In a broad outline, the regular CPython interpreter will run on the host, and it will launch work kernels on the cores. The kernels will be written in a restricted subset of Python and will target the PyMite VM. It's a similar model to OpenCL, except the kernels will be written in Python.

Now how should it look in more detail?

It would be helpful to construct some examples and computational kernels - and I would appreciate some input from others on the forum. The idea is to write the algorithms/kernels in some sort of ideal syntax, and then see how well that can be approximated in Python.

Feel free to borrow from multiprocessing, OpenCL, Coarray Fortran, and any other parallel language/library.

As an example, here's an extremely simple case that sums a list:

- Code: Select all
`def kernel_sum(arg):`

s = 0.0

for a in arg:

s += a

return s

arg1 = [1,2,3,4,5,6,7,8]

# split the array 'arg1' across 4 instances of 'kernel_sum'

ret = launch_kernel(kernel_sum, arg1, n=4, reduction=sum)

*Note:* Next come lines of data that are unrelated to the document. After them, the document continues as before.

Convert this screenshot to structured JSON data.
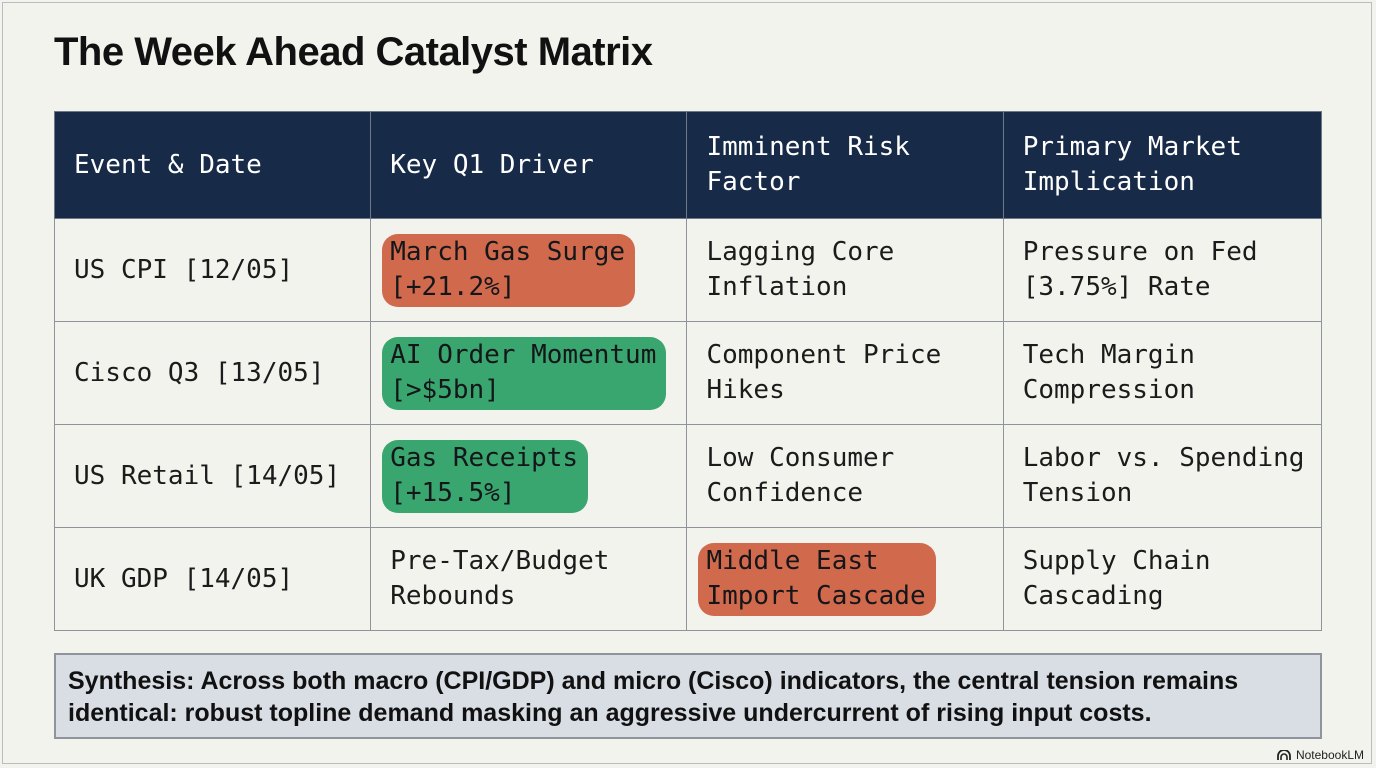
{
  "title": "The Week Ahead Catalyst Matrix",
  "table": {
    "headers": [
      [
        "Event & Date"
      ],
      [
        "Key Q1 Driver"
      ],
      [
        "Imminent Risk",
        "Factor"
      ],
      [
        "Primary Market",
        "Implication"
      ]
    ],
    "rows": [
      {
        "event": [
          "US CPI [12/05]"
        ],
        "driver": {
          "lines": [
            "March Gas Surge",
            "[+21.2%]"
          ],
          "highlight": "red"
        },
        "risk": {
          "lines": [
            "Lagging Core",
            "Inflation"
          ],
          "highlight": ""
        },
        "implication": [
          "Pressure on Fed",
          "[3.75%] Rate"
        ]
      },
      {
        "event": [
          "Cisco Q3 [13/05]"
        ],
        "driver": {
          "lines": [
            "AI Order Momentum",
            "[>$5bn]"
          ],
          "highlight": "green"
        },
        "risk": {
          "lines": [
            "Component Price",
            "Hikes"
          ],
          "highlight": ""
        },
        "implication": [
          "Tech Margin",
          "Compression"
        ]
      },
      {
        "event": [
          "US Retail [14/05]"
        ],
        "driver": {
          "lines": [
            "Gas Receipts",
            "[+15.5%]"
          ],
          "highlight": "green"
        },
        "risk": {
          "lines": [
            "Low Consumer",
            "Confidence"
          ],
          "highlight": ""
        },
        "implication": [
          "Labor vs. Spending",
          "Tension"
        ]
      },
      {
        "event": [
          "UK GDP [14/05]"
        ],
        "driver": {
          "lines": [
            "Pre-Tax/Budget",
            "Rebounds"
          ],
          "highlight": ""
        },
        "risk": {
          "lines": [
            "Middle East",
            "Import Cascade"
          ],
          "highlight": "red"
        },
        "implication": [
          "Supply Chain",
          "Cascading"
        ]
      }
    ]
  },
  "synthesis": "Synthesis: Across both macro (CPI/GDP) and micro (Cisco) indicators, the central tension remains\nidentical: robust topline demand masking an aggressive undercurrent of rising input costs.",
  "brand": {
    "label": "NotebookLM",
    "icon": "notebooklm-logo-icon"
  },
  "colors": {
    "header_bg": "#172a47",
    "highlight_red": "#d1694d",
    "highlight_green": "#3aa66f",
    "synthesis_bg": "#d9dde4",
    "page_bg": "#f3f3ee"
  }
}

# The previous line could be a convenience function for the following sequence:

# k = create_kernel(kernel_sum, n=4, reduction=sum)

# k.run(arg1)

# ret = k.wait()

Questions to consider:

1. How should the input distinguish between arrays to be split, and arrays/scalars that should be the same on each core?

2. What synchronization elements are needed?

3. How should the shared SDRAM segment be used/accessed? (From reading other forum posts, it's in a separate memory space from the host OS - can't simply share a host data structure)

4. What notation and what data structures should be used for cross core memory accesses?

5. Other?